Um silêncio pesado se instalou entre eles.
No acampamento, à beira da pequena praia, Taly Slove permanecia imóvel, encarando o mar.
Seus cabelos castanhos claros balançavam suavemente com a brisa. Os olhos verdes, belos e cansados, refletiam a luz do sol poente. Sua pele pálida lembrava neve sob a luz dourada. Vestia uma calça simples, adequada para a vida improvisada do acampamento.
O mar estava calmo.
As areias claras se estendiam até onde a vista alcançava, refletindo o azul intenso da água. No ar, o mesmo aroma de vinho vindo da floresta misturava-se ao cheiro salgado do oceano.
— Olhando o mar?
A voz calma a fez se virar.
Era Edi.
Ele se aproximava lentamente.
— Resolveu sair da sua tenda? — perguntou Taly.
— Estar sozinho só me lembra da minha falha.
Taly cruzou os braços.
— Você falhou, Edi. Confiou em quem não devia… e no fim, Trinity se foi por causa desse erro.
Edi não desviou o olhar.
— Você pode me culpar. Está tudo bem. — Sua voz era baixa. — Mas acho melhor você conversar com Augusto. Ele está… destruído.
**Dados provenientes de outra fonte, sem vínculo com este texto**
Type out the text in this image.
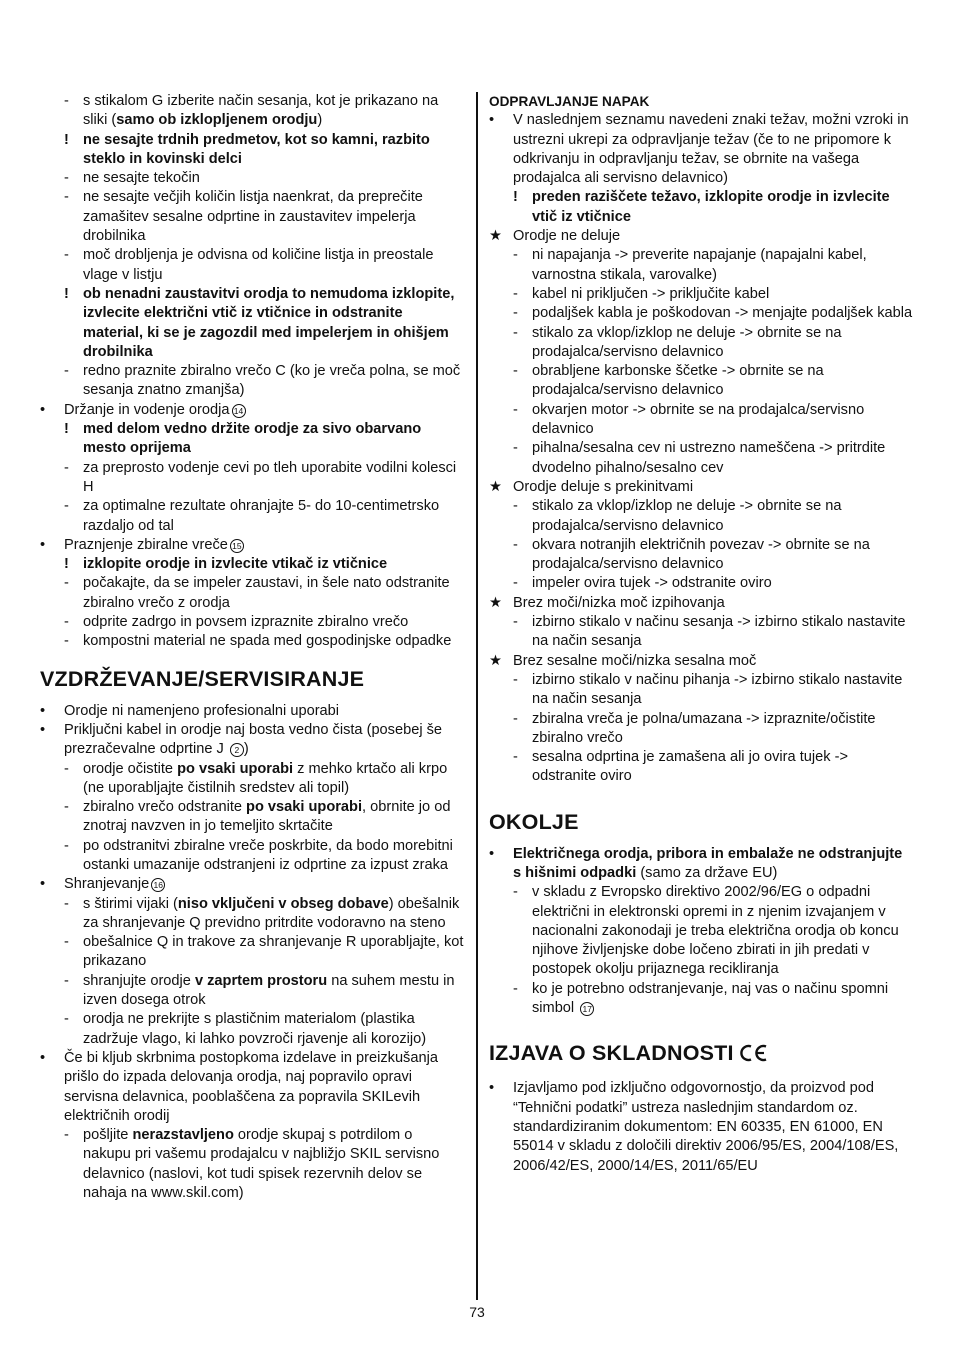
- s stikalom G izberite način sesanja, kot je prikazano na sliki (samo ob izklopljenem orodju)
! ne sesajte trdnih predmetov, kot so kamni, razbito steklo in kovinski delci
- ne sesajte tekočin
- ne sesajte večjih količin listja naenkrat, da preprečite zamašitev sesalne odprtine in zaustavitev impelerja drobilnika
- moč drobljenja je odvisna od količine listja in preostale vlage v listju
! ob nenadni zaustavitvi orodja to nemudoma izklopite, izvlecite električni vtič iz vtičnice in odstranite material, ki se je zagozdil med impelerjem in ohišjem drobilnika
- redno praznite zbiralno vrečo C (ko je vreča polna, se moč sesanja znatno zmanjša)
•	Držanje in vodenje orodja 14
! med delom vedno držite orodje za sivo obarvano mesto oprijema
- za preprosto vodenje cevi po tleh uporabite vodilni kolesci H
- za optimalne rezultate ohranjajte 5- do 10-centimetrsko razdaljo od tal
•	Praznjenje zbiralne vreče 15
! izklopite orodje in izvlecite vtikač iz vtičnice
- počakajte, da se impeler zaustavi, in šele nato odstranite zbiralno vrečo z orodja
- odprite zadrgo in povsem izpraznite zbiralno vrečo
- kompostni material ne spada med gospodinjske odpadke
VZDRŽEVANJE/SERVISIRANJE
•	Orodje ni namenjeno profesionalni uporabi
•	Priključni kabel in orodje naj bosta vedno čista (posebej še prezračevalne odprtine J 2 )
- orodje očistite po vsaki uporabi z mehko krtačo ali krpo (ne uporabljajte čistilnih sredstev ali topil)
- zbiralno vrečo odstranite po vsaki uporabi, obrnite jo od znotraj navzven in jo temeljito skrtačite
- po odstranitvi zbiralne vreče poskrbite, da bodo morebitni ostanki umazanije odstranjeni iz odprtine za izpust zraka
•	Shranjevanje 16
- s štirimi vijaki (niso vključeni v obseg dobave) obešalnik za shranjevanje Q previdno pritrdite vodoravno na steno
- obešalnice Q in trakove za shranjevanje R uporabljajte, kot prikazano
- shranjujte orodje v zaprtem prostoru na suhem mestu in izven dosega otrok
- orodja ne prekrijte s plastičnim materialom (plastika zadržuje vlago, ki lahko povzroči rjavenje ali korozijo)
•	Če bi kljub skrbnima postopkoma izdelave in preizkušanja prišlo do izpada delovanja orodja, naj popravilo opravi servisna delavnica, pooblaščena za popravila SKILevih električnih orodij
- pošljite nerazstavljeno orodje skupaj s potrdilom o nakupu pri vašemu prodajalcu v najbližjo SKIL servisno delavnico (naslovi, kot tudi spisek rezervnih delov se nahaja na www.skil.com)
ODPRAVLJANJE NAPAK
•	V naslednjem seznamu navedeni znaki težav, možni vzroki in ustrezni ukrepi za odpravljanje težav (če to ne pripomore k odkrivanju in odpravljanju težav, se obrnite na vašega prodajalca ali servisno delavnico)
! preden raziščete težavo, izklopite orodje in izvlecite vtič iz vtičnice
★ Orodje ne deluje
- ni napajanja -> preverite napajanje (napajalni kabel, varnostna stikala, varovalke)
- kabel ni priključen -> priključite kabel
- podaljšek kabla je poškodovan -> menjajte podaljšek kabla
- stikalo za vklop/izklop ne deluje -> obrnite se na prodajalca/servisno delavnico
- obrabljene karbonske ščetke -> obrnite se na prodajalca/servisno delavnico
- okvarjen motor -> obrnite se na prodajalca/servisno delavnico
- pihalna/sesalna cev ni ustrezno nameščena -> pritrdite dvodelno pihalno/sesalno cev
★ Orodje deluje s prekinitvami
- stikalo za vklop/izklop ne deluje -> obrnite se na prodajalca/servisno delavnico
- okvara notranjih električnih povezav -> obrnite se na prodajalca/servisno delavnico
- impeler ovira tujek -> odstranite oviro
★ Brez moči/nizka moč izpihovanja
- izbirno stikalo v načinu sesanja -> izbirno stikalo nastavite na način sesanja
★ Brez sesalne moči/nizka sesalna moč
- izbirno stikalo v načinu pihanja -> izbirno stikalo nastavite na način sesanja
- zbiralna vreča je polna/umazana -> izpraznite/očistite zbiralno vrečo
- sesalna odprtina je zamašena ali jo ovira tujek -> odstranite oviro
OKOLJE
•	Električnega orodja, pribora in embalaže ne odstranjujte s hišnimi odpadki (samo za države EU)
- v skladu z Evropsko direktivo 2002/96/EG o odpadni električni in elektronski opremi in z njenim izvajanjem v nacionalni zakonodaji je treba električna orodja ob koncu njihove življenjske dobe ločeno zbirati in jih predati v postopek okolju prijaznega recikliranja
- ko je potrebno odstranjevanje, naj vas o načinu spomni simbol 17
IZJAVA O SKLADNOSTI
•	Izjavljamo pod izključno odgovornostjo, da proizvod pod “Tehnični podatki” ustreza naslednjim standardom oz. standardiziranim dokumentom: EN 60335, EN 61000, EN 55014 v skladu z določili direktiv 2006/95/ES, 2004/108/ES, 2006/42/ES, 2000/14/ES, 2011/65/EU
73
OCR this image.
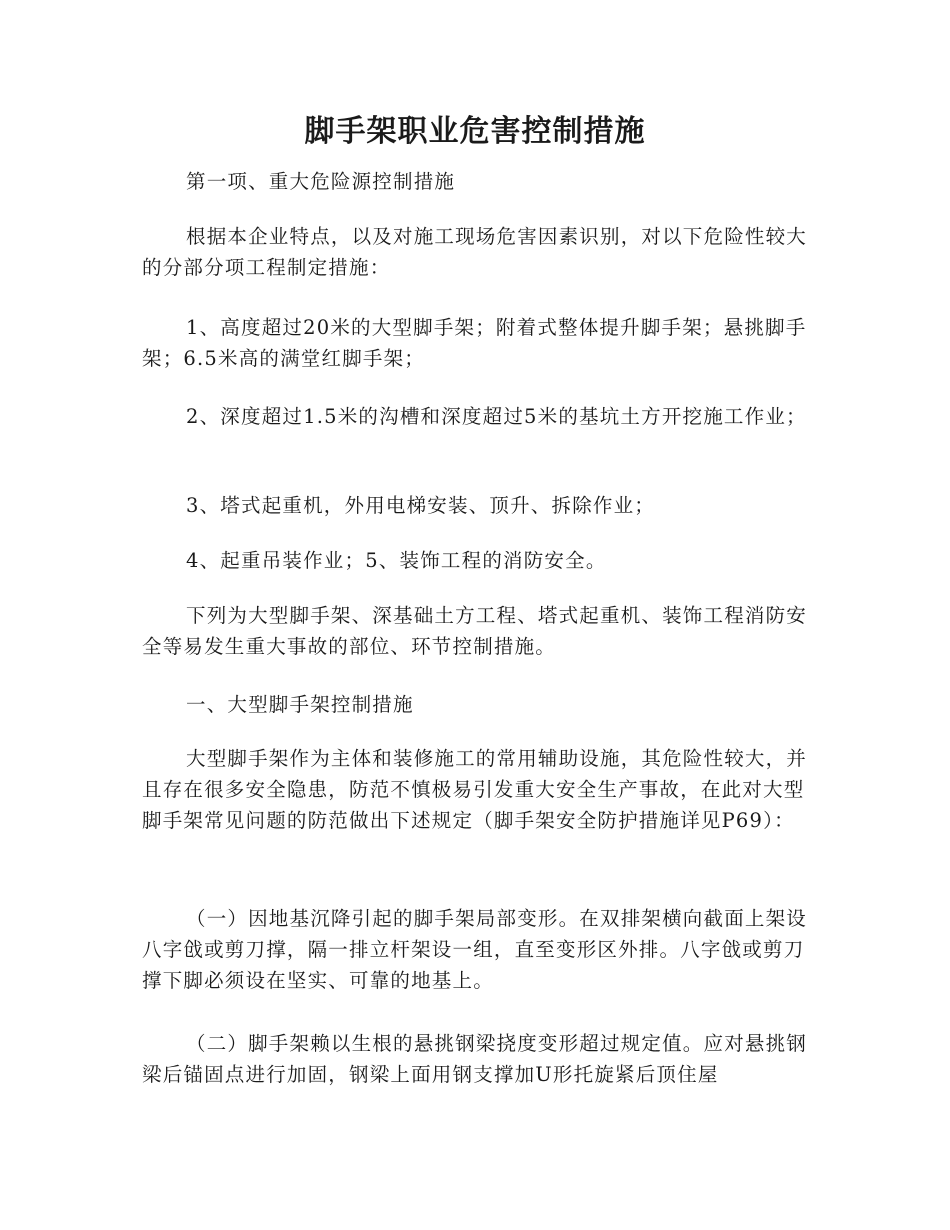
脚手架职业危害控制措施

第一项、重大危险源控制措施

根据本企业特点，以及对施工现场危害因素识别，对以下危险性较大的分部分项工程制定措施：

1、高度超过20米的大型脚手架；附着式整体提升脚手架；悬挑脚手架；6.5米高的满堂红脚手架；

2、深度超过1.5米的沟槽和深度超过5米的基坑土方开挖施工作业；

3、塔式起重机，外用电梯安装、顶升、拆除作业；

4、起重吊装作业；5、装饰工程的消防安全。

下列为大型脚手架、深基础土方工程、塔式起重机、装饰工程消防安全等易发生重大事故的部位、环节控制措施。

一、大型脚手架控制措施

大型脚手架作为主体和装修施工的常用辅助设施，其危险性较大，并且存在很多安全隐患，防范不慎极易引发重大安全生产事故，在此对大型脚手架常见问题的防范做出下述规定（脚手架安全防护措施详见P69）：

（一）因地基沉降引起的脚手架局部变形。在双排架横向截面上架设八字戗或剪刀撑，隔一排立杆架设一组，直至变形区外排。八字戗或剪刀撑下脚必须设在坚实、可靠的地基上。

（二）脚手架赖以生根的悬挑钢梁挠度变形超过规定值。应对悬挑钢梁后锚固点进行加固，钢梁上面用钢支撑加U形托旋紧后顶住屋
Taly soltou uma risada curta, sem humor.
— Augusto te odeia.
— Não queria que ele gostasse de mim.
Ela suspirou.
— Mesmo assim… às vezes é melhor ficar sozinho para lidar com isso.
Houve um breve silêncio.
— E como você está, Taly? — perguntou Edi.
Ele se aproximou e ficou ao lado dela, observando o mar.
— Não queria estar sozinha — respondeu ela, com sinceridade. — Fomos enganados… todos nós. Talvez nunca devêssemos ter atacado Talda.
Edi permaneceu em silêncio.
Aos poucos, percebeu algo estranho.
O céu estava escurecendo rápido demais.
— Que estranho… — murmurou. — Já está anoitecendo.
Antes que pudesse concluir o pensamento, sussurros surgiram da floresta.
Vários.
De todos os lados.
Edi sentiu a mão tremer.
— Edi… — Taly engoliu em seco. — Você está ouvindo isso?
Sem responder, Edi levou a mão à espada e a sacou lentamente. A noite avançava como uma sombra viva entre as árvores.
Então, uma voz ecoou.
Rouca.
Distante.
Próxima.
Como um sussurro… e um grito ao mesmo tempo.
— Edi Slove…
— Edi Slove…
— Edi Slove…
O nome se repetia.
Logo, os sussurros se transformaram em um coro.
Vozes infantis.
Crianças cantando uma canção de ninar distorcida, doce e perturbadora, ecoando da escuridão da floresta.
Edi sentiu um frio percorrer sua espinha.
— Que merda é essa…? — murmurou.
A floresta respondeu com silêncio.
E algo, nas sombras, parecia sorrir.
Quando a escuridão se completou, algo se formou à frente deles.